If, however, you expect that the price of oil next year will be less than $99, say only $95 – an increase of less than the rate of interest, you would sell the oil now for $90 and invest the proceeds at 10% for a year at end up with $99, which is more than the $95 you expected to receive for the oil at that later time. In general, if you don’t expect the future price to be higher than the present price by at least the rate of interest, there's no point in conserving the oil rather than selling it now. You would extract the oil, sell it and invest the proceeds elsewhere to earn the 10% rate of interest, which would be more than you expect the value of the oil to increase. This, incidentally, is how the rate of interest enters into decisions about the rate at which resources should be used or conserved for the future.
The preceding also outlines how and why interest rates are so crucial in every business. Unless the business can produce goods that cover costs and the interest on the costs, it will not survive. It will not survive because it earned less than could be earned elsewhere. What could be earned elsewhere per dollar of what was invested here is indicated by the rate of interest. If that alterrnative isn’t earned “here”, that business won’t be able to continue to get the resources from compeititors for the resources, where more can be earned. The rate of interset is a generalized measure of best alterantive return from use of resources. It’s the acid test of survival, or growth.
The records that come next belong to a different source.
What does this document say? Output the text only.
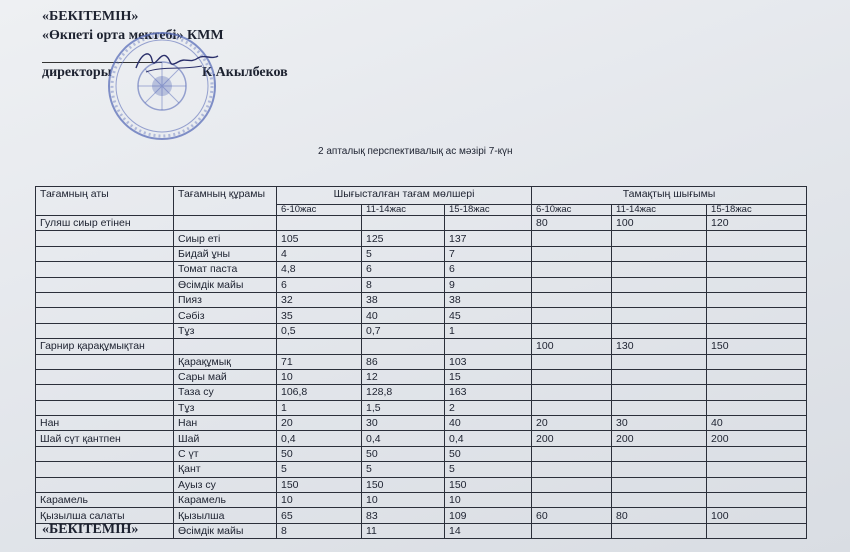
«БЕКІТЕМІН»
«Өкпеті орта мектебі» КММ
директоры	К.Акылбеков
2 апталық перспективалық ас мәзірі 7-күн
Тағамның аты	Тағамның құрамы	Шығысталған тағам мөлшері			Тамақтың шығымы		
		6-10жас	11-14жас	15-18жас	6-10жас	11-14жас	15-18жас
Гуляш сиыр етінен					80	100	120
	Сиыр еті	105	125	137			
	Бидай ұны	4	5	7			
	Томат паста	4,8	6	6			
	Өсімдік майы	6	8	9			
	Пияз	32	38	38			
	Сәбіз	35	40	45			
	Тұз	0,5	0,7	1			
Гарнир қарақұмықтан					100	130	150
	Қарақұмық	71	86	103			
	Сары май	10	12	15			
	Таза су	106,8	128,8	163			
	Тұз	1	1,5	2			
Нан	Нан	20	30	40	20	30	40
Шай сүт қантпен	Шай	0,4	0,4	0,4	200	200	200
	С үт	50	50	50			
	Қант	5	5	5			
	Ауыз су	150	150	150			
Карамель	Карамель	10	10	10			
Қызылша салаты	Қызылша	65	83	109	60	80	100
	Өсімдік майы	8	11	14			
«БЕКІТЕМІН»
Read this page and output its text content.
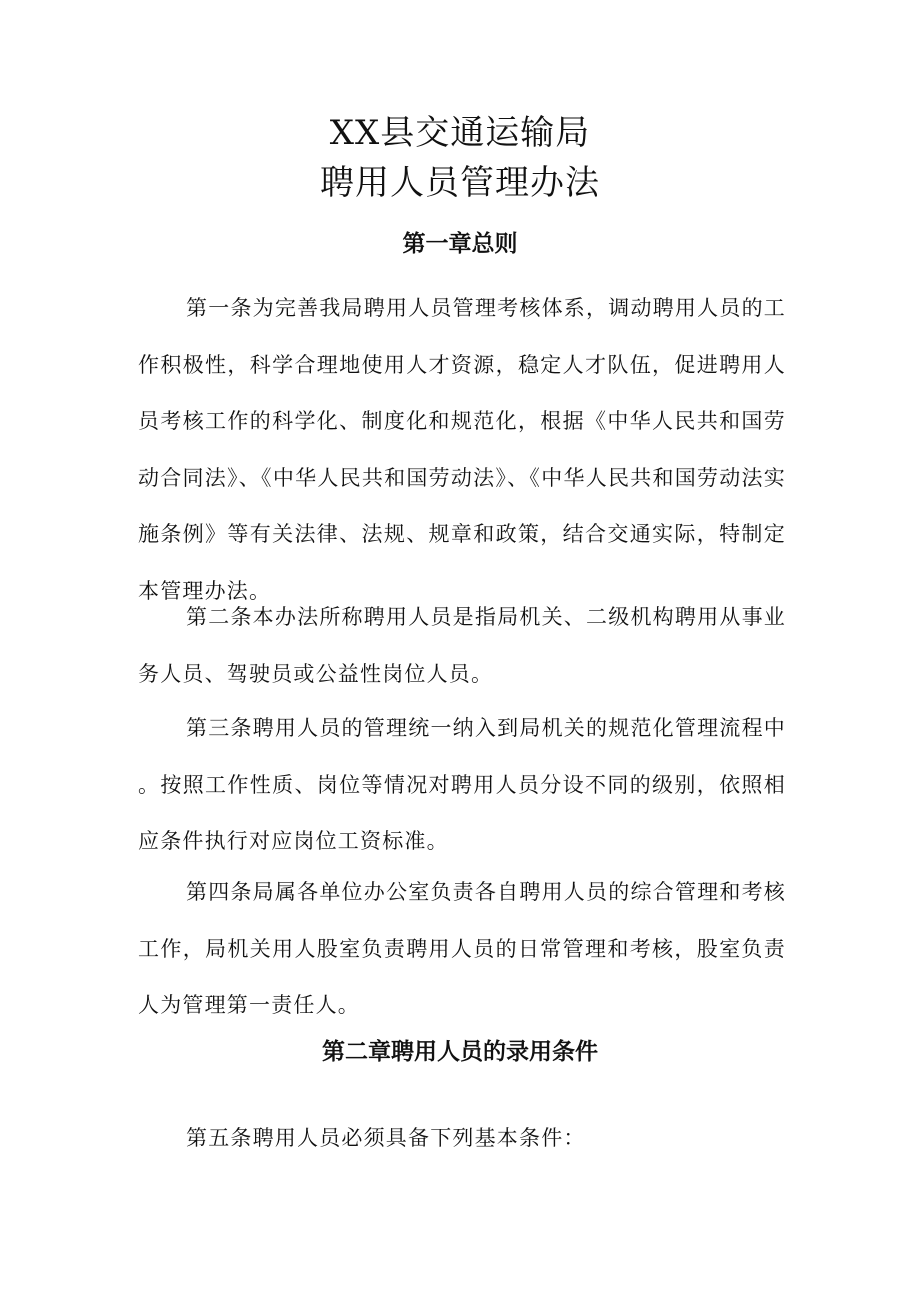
XX县交通运输局
聘用人员管理办法
第一章总则

第一条为完善我局聘用人员管理考核体系，调动聘用人员的工作积极性，科学合理地使用人才资源，稳定人才队伍，促进聘用人员考核工作的科学化、制度化和规范化，根据《中华人民共和国劳动合同法》、《中华人民共和国劳动法》、《中华人民共和国劳动法实施条例》等有关法律、法规、规章和政策，结合交通实际，特制定本管理办法。

第二条本办法所称聘用人员是指局机关、二级机构聘用从事业务人员、驾驶员或公益性岗位人员。

第三条聘用人员的管理统一纳入到局机关的规范化管理流程中。按照工作性质、岗位等情况对聘用人员分设不同的级别，依照相应条件执行对应岗位工资标准。

第四条局属各单位办公室负责各自聘用人员的综合管理和考核工作，局机关用人股室负责聘用人员的日常管理和考核，股室负责人为管理第一责任人。

第二章聘用人员的录用条件

第五条聘用人员必须具备下列基本条件：
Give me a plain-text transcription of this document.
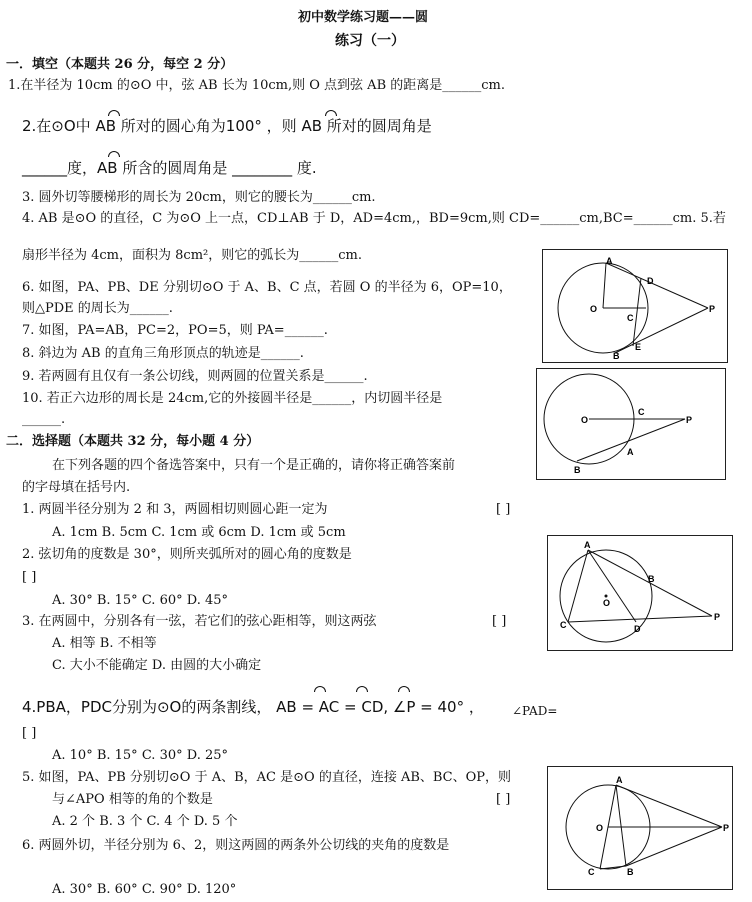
初中数学练习题——圆
练习（一）
一．填空（本题共 26 分，每空 2 分）
1.在半径为 10cm 的⊙O 中，弦 AB 长为 10cm,则 O 点到弦 AB 的距离是______cm.
2.在⊙O中 AB 所对的圆心角为100° ，则 AB 所对的圆周角是
______度，AB 所含的圆周角是 ________ 度.
3. 圆外切等腰梯形的周长为 20cm，则它的腰长为______cm.
4. AB 是⊙O 的直径，C 为⊙O 上一点，CD⊥AB 于 D，AD=4cm,，BD=9cm,则 CD=______cm,BC=______cm. 5.若
扇形半径为 4cm，面积为 8cm²，则它的弧长为______cm.
6. 如图，PA、PB、DE 分别切⊙O 于 A、B、C 点，若圆 O 的半径为 6，OP=10，
则△PDE 的周长为______.
7. 如图，PA=AB，PC=2，PO=5，则 PA=______.
8. 斜边为 AB 的直角三角形顶点的轨迹是______.
9. 若两圆有且仅有一条公切线，则两圆的位置关系是______.
10. 若正六边形的周长是 24cm,它的外接圆半径是______，内切圆半径是
______.
二．选择题（本题共 32 分，每小题 4 分）
在下列各题的四个备选答案中，只有一个是正确的，请你将正确答案前
的字母填在括号内.
1. 两圆半径分别为 2 和 3，两圆相切则圆心距一定为	[ ]
A. 1cm B. 5cm C. 1cm 或 6cm D. 1cm 或 5cm
2. 弦切角的度数是 30°，则所夹弧所对的圆心角的度数是
[ ]
A. 30° B. 15° C. 60° D. 45°
3. 在两圆中，分别各有一弦，若它们的弦心距相等，则这两弦	[ ]
A. 相等 B. 不相等
C. 大小不能确定 D. 由圆的大小确定
4.PBA，PDC分别为⊙O的两条割线， AB = AC = CD, ∠P = 40° ， ∠PAD=
[ ]
A. 10° B. 15° C. 30° D. 25°
5. 如图，PA、PB 分别切⊙O 于 A、B，AC 是⊙O 的直径，连接 AB、BC、OP，则
与∠APO 相等的角的个数是	[ ]
A. 2 个 B. 3 个 C. 4 个 D. 5 个
6. 两圆外切，半径分别为 6、2，则这两圆的两条外公切线的夹角的度数是
A. 30° B. 60° C. 90° D. 120°
A
D
O
C
P
B
E
O
C
P
A
B
A
B
O
C	D
P
A
O	P
C	B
COMPETITIVE EQUALIZATION of RATES of OWN INTEREST
Through competition, the percentage rate of return on all resources tends toward the same rate. Two types of adjustments equalize the yields on all resources – (1) adjustments in the market price (capital value) of resources and (2) adjustments in the amount of the resources. Using some economics from preceding chapters, you can quickly figure out that the own rates of interest on all resources would tend to be the same percentage interest. That happens as a result of the inevitable competition for higher yielding resources. We all prefer resources that have higher yields. We compete to get higher yielding resources. That competition equalizes the percentage rates of return on resources, and does it in two ways.
(1) Adjustments in the Market Prices - the Capital Values - of Resources
One way of equalizing the rates of own interest is very fast. As soon as anyone perceives a difference in the own rates of interest between resources, the higher yielding one will be demanded and the lower will not. A higher price in the denominator of the ratio of the annual dollar yield divided by the price, lowers the percentage yield. An annual yield of $10 is a 10% yield if the price of the resource is $100. But if its price is bid up to $200, the percentage yield is only 5% . With competition for higher yields, no resource will have a higher own percentage yield – own rate of interest – than any other. The rate – the rate at which all the own rates happen to become equalized -- is called the market rate of interest. In brief, the own percentage rate of yield (or own rate of interest) on any resource tends to be competed immediately to where none is higher nor lower than expected on any other resource, and is competed to the market rate of interest. Again, there is no charity in the market.